> On Aug 9, 2016, at 1:28 PM, Kevin Ballard via swift-evolution 
> <swift-evolution@swift.org> wrote:
> 
> The Rust language used to use a green thread model like Go (actually it 
> exposed a configurable threading interface so you could choose green threads 
> or OS threads). It also used segmented stacks like Go did. Over time, Rust 
> ended up dropping the segmented stacks because it significantly complicated 
> FFI without providing much, if any, benefit (and IIRC Go followed suite and 
> dropped segmented stacks somewhere around version 1.5), and then a little 
> while later Rust dropped green threads entirely. If you can find them, there 
> are lots of discussions of the pros and cons that were documented during this 
> process (on mailing lists, in IRC, possibly on Discourse, there's probably at 
> least one post about it in the Rust subreddit, etc). But ultimately, it was 
> determined that keeping this ability significantly complicated the Rust 
> runtime and it provided almost no benefit.
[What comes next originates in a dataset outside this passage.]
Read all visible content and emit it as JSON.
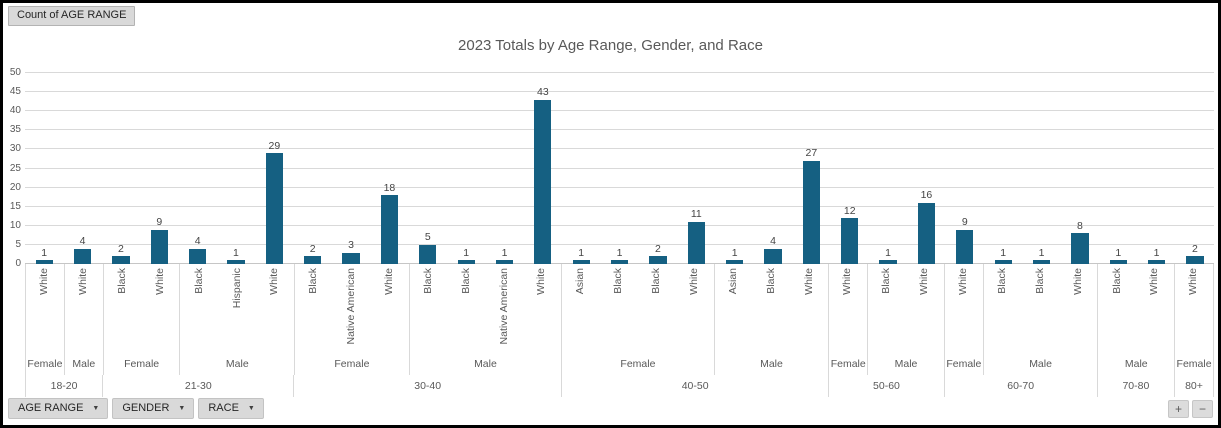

The OS is already really good at 
> scheduling threads, and there's no memory savings without segmented stacks 
> (though the OS will map virtual pages for the stack and only allocate the 
> backing physical pages as the memory is touched, so even if you have a 2MB 
> stack, a new thread will only actually allocate something like 8kb). And 
> there are some pretty big downsides to green threads, such as the fact that 
> it significantly complicates the runtime since all I/O everywhere has to be 
> nonblocking and it has to be transparent to the code, and FFI ends up as a 
> major problem (even without segmented stacks), because you have no idea if an 
> FFI call will block. Green threading libraries end up having to allocate 
> extra OS threads just to continue servicing the green threads when the 
> existing threads are potentially blocked in FFI.
> 
> So ultimately, green threads really only make sense when you control the 
> entire ecosystem, so you can ensure the whole stack is compatible with green 
> threads and won't ever issue blocking calls, and even there there's not much 
> benefit and there's a lot of complexity involved.

In addition to FFI, there's also no way for memory-mapped IO to be non-blocking 
(a page fault can only be handled by the kernel, after all).